De reclassering adviseert daarom om de bestaande bijzondere voorwaarden uit te breiden met onderstaande bijzondere voorwaarden:
- de verdachte dient mee te werken aan een opname in een beschermde woonvorm met 24-uursbegeleiding. Indien de verdachte vanwege zijn middelengebruik niet voldoet aan de toelatingscriteria voor de beschermde woonvorm of niet blijkt te voldoen aan de geldende verblijfsregels na plaatsing, dan is een klinische opname in een FPA voor de duur van maximaal 1 jaar geadviseerd, waar gewerkt kan worden aan het middelengebruik en inzicht in eigen functioneren. Tevens zal na de klinische opname de verdachte rechtstreeks doorstromen naar forensisch beschermd wonen.

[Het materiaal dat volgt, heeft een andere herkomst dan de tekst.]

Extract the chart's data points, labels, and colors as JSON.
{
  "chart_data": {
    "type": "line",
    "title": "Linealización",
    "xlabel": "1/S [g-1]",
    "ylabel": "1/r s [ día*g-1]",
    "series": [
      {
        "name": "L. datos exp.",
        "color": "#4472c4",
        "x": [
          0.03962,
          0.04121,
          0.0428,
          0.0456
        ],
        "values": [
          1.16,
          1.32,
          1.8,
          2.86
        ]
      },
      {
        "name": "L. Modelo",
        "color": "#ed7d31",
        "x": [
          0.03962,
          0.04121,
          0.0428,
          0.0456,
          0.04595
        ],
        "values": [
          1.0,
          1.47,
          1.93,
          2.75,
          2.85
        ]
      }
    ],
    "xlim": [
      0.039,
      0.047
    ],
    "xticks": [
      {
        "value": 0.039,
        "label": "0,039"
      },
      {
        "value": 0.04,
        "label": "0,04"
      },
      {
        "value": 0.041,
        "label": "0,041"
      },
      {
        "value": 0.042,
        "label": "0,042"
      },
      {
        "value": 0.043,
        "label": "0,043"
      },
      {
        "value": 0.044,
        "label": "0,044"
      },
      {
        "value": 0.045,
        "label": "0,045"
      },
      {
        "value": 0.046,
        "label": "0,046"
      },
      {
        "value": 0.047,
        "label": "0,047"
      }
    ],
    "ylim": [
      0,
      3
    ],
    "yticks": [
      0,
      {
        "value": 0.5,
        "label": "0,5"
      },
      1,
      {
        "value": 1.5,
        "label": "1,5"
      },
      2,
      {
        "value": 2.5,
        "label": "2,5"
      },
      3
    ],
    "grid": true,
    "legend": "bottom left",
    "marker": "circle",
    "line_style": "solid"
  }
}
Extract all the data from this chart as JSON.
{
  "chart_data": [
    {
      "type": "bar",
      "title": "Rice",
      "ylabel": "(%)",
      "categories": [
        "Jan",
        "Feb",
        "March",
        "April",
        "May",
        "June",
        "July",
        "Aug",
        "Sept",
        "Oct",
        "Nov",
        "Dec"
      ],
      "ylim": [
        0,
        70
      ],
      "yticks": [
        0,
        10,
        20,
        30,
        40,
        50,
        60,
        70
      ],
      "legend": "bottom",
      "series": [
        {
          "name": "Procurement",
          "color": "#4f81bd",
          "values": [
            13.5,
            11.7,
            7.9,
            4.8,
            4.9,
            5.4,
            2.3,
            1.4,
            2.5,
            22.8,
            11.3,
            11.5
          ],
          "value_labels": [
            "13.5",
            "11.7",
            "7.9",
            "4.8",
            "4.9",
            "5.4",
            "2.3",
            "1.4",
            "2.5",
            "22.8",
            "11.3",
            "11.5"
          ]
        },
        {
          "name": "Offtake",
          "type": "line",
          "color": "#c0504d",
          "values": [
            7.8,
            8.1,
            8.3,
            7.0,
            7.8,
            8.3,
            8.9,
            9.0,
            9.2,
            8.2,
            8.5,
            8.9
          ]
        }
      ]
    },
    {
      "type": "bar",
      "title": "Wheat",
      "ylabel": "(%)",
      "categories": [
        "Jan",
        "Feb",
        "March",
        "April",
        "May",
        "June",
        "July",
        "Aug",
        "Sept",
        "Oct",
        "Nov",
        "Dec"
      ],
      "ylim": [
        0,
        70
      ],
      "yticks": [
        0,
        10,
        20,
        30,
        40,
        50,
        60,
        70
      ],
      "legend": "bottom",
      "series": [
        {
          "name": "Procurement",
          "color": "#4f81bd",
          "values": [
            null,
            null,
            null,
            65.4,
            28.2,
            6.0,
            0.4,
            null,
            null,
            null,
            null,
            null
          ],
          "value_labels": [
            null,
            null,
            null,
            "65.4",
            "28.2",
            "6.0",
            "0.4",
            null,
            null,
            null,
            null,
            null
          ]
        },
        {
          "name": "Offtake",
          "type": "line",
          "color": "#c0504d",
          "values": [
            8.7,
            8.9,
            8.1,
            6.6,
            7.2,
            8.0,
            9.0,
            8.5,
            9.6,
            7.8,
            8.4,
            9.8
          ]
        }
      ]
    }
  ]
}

- contactverbod met de mededader: de verdachte zal op geen enkele wijze contact (laten) opnemen, zoeken of hebben met de mededader [naam medeverdachte] , [adres medeverdachte] , te Hoogvliet Rotterdam;
- de verdachte zal zich inzetten om zijn financiële problemen aan te pakken, ook indien dit inhoudt dat hij zijn medewerking dient te verlenen aan een schuldhulpverleningstraject.
De toezichthouder [naam 1] heeft op de zitting van 7 februari 2018 verklaart dat het advies van 29 mei 2017 nog steeds actueel is.